L’univers des jeux vidéo est réputé être un milieu masculin. Mais, Marie Pierre Thiam, gameuse et conceptrice de jeux vidéo, déjoue tous les préjugés et s’est imposée comme une pionnière grâce à son association « Linguère gaming ».
La décoration d’une maison en dit long sur la personnalité de la propriétaire. Assurément ! Chez Marie Pierre Thiam, l’univers du jeu vidéo susurre sa présence dans chaque coin et recoin. D’entrée de jeu. La jeune fille a aménagé une salle de jeu (gaming room) dans son salon. L’espace comprend une chaise gamer, un PC gamer avec lumières RGB, deux écrans (l’un en format paysage et l’autre en format portrait), une PlayStation 5 et une Nintendo Switch au design personnalisé. Des gadgets high-tech et des livres geeks décorent les étagères murales, ajoutant une touche personnelle. Une caméra sur trépied est installée, prête pour le streaming ou la création de contenu. Un volant de simulation complète l’installation, reflétant une passion pour les jeux de course.
Déjouer les préjugés
Le métier de game designer n’est pas sans défis. Tel Mario dans le célèbre jeu vidéo Super Mario, Marie Pierre Thiam a dû faire face à des obstacles au cours de son aventure. « Je me demandais comment je vais m’intégrer dans cet univers », se rappelle-t-elle. Une intégration pas du tout évidente. La gameuse avoue avoir essuyé des préjugés sur sa capacité à réussir dans ce domaine dit masculin. « Le game design, les métiers reliés aux jeux vidéo, n’ont aucun rapport avec le sexe. C’est avant tout une question de compétence et de passion », précise-t-elle. Malgré ses preuves sur le terrain, une mésaventure avec un coordonnateur d’un webinaire sur les jeux vidéo lui reste encore au travers de la gorge.

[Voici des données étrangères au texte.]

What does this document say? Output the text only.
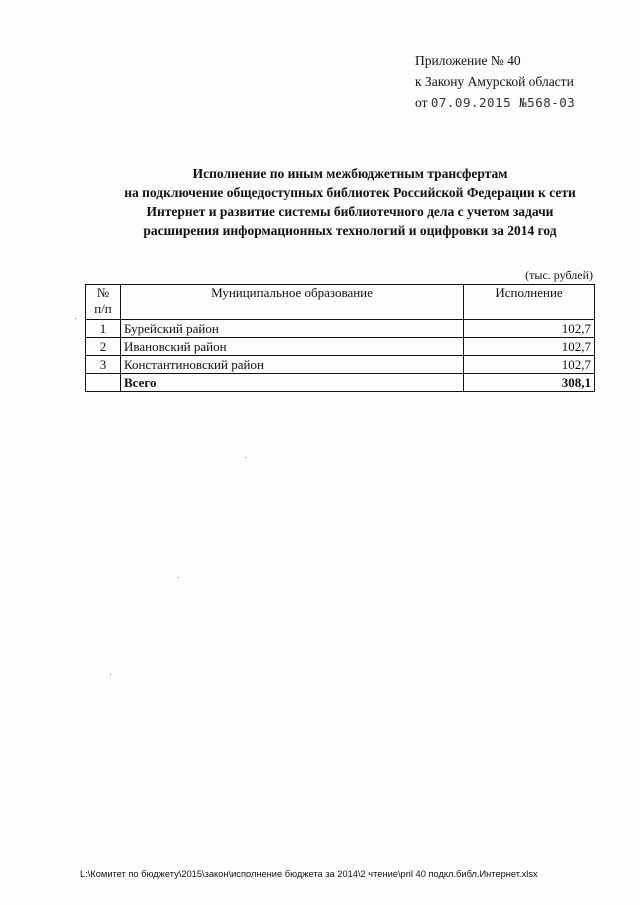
Приложение № 40
к Закону Амурской области
от 07.09.2015 №568-03
Исполнение по иным межбюджетным трансфертам
на подключение общедоступных библиотек Российской Федерации к сети
Интернет и развитие системы библиотечного дела с учетом задачи
расширения информационных технологий и оцифровки за 2014 год
(тыс. рублей)
№
п/п	Муниципальное образование	Исполнение
1	Бурейский район	102,7
2	Ивановский район	102,7
3	Константиновский район	102,7
	Всего	308,1
L:\Комитет по бюджету\2015\закон\исполнение бюджета за 2014\2 чтение\pril 40 подкл.библ.Интернет.xlsx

Contactée par ce dernier pour être une des invités, Marie Pierre Thiam se rend compte que le webinaire a été organisé sans elle le jour-j. « Mes compétences ont été sous-estimées au profit d’autres », regrette-telle. Mais de forte tête, la jeune femme n’hésite pas à appeler l’organisateur pour des éléments de réponses. « Il m’a dit qu’il cherchait des profils techniques avec des données en appui », dit-elle dépitée. Une réponse pas au goût de la conceptrice de jeux qui garde un souvenir amer de cette histoire.
La représentation des femmes dans cet univers fait partie des écueils à en croire Marie Pierre Thiam. La gameuse affirme que celles qui sont dans le secteur se comptent sur le bout des doigts. « Les hommes considèrent tout ce qui est jeux vidéo comme leur sanctuaire et les femmes ont peur d’être victimes de stéréotypes, de misogynie. Cela explique leur faible présence dans cet univers », se désole-t-elle.
Pour y remédier, Marie Pierre fait de la sensibilisation sur ses plateformes digitales et a créé l’association « Linguère Gaming ». La jeune femme essaie de montrer qu’il est bien possible d’être passionnée par les jeux vidéo et faire carrière dans ce milieu. « Elle regroupe les passionnées de création de contenus de jeux vidéo, d’e-sports, de développement de jeux vidéo. Bref toutes les férues de cet univers », explique fièrement la coordonnatrice de cette association qui compte plus de quatre-vingt membres. La conceptrice de jeux de vidéo ne s’arrête pas là et continue de relever les défis dans ces univers.
Ashita, le défi d’une vie
L’avenir se construit à travers les enfants. Consciente de l’importance de l’accès à la technologie, Marie Pierre a créé son entreprise Ashita (quelque chose qui n’est pas encore arrivé, mais qui vient en japonais) en 2018, avec le but de rendre plus accessible la technologie aux plus jeunes. « Nous organisons des ateliers de robotique, d’art digital, de programmation, de développement de jeux vidéo aux enfants de 6 à 19 ans », a-t-elle fait savoir. Ashita organise également, des ateliers dans les écoles, dans les instituts et s’aventure même dans les régions avec le but de toucher les couches les plus vulnérables.
« Nous avons aussi créé une plateforme éducative dénommée Ashita ICC. Elle permet aux passionnés de pouvoir apprendre des métiers liés aux industries culturelles et créatives, de la modélisation 3D, dessin sur tablette, dessin digital, motion design, etc. », renseigne la fondatrice de Ashita. Les cours varient entre 2000FCfa, 2500Fcfa jusqu’à 10.000FCfa et la plateforme compte plus de 800 inscrits.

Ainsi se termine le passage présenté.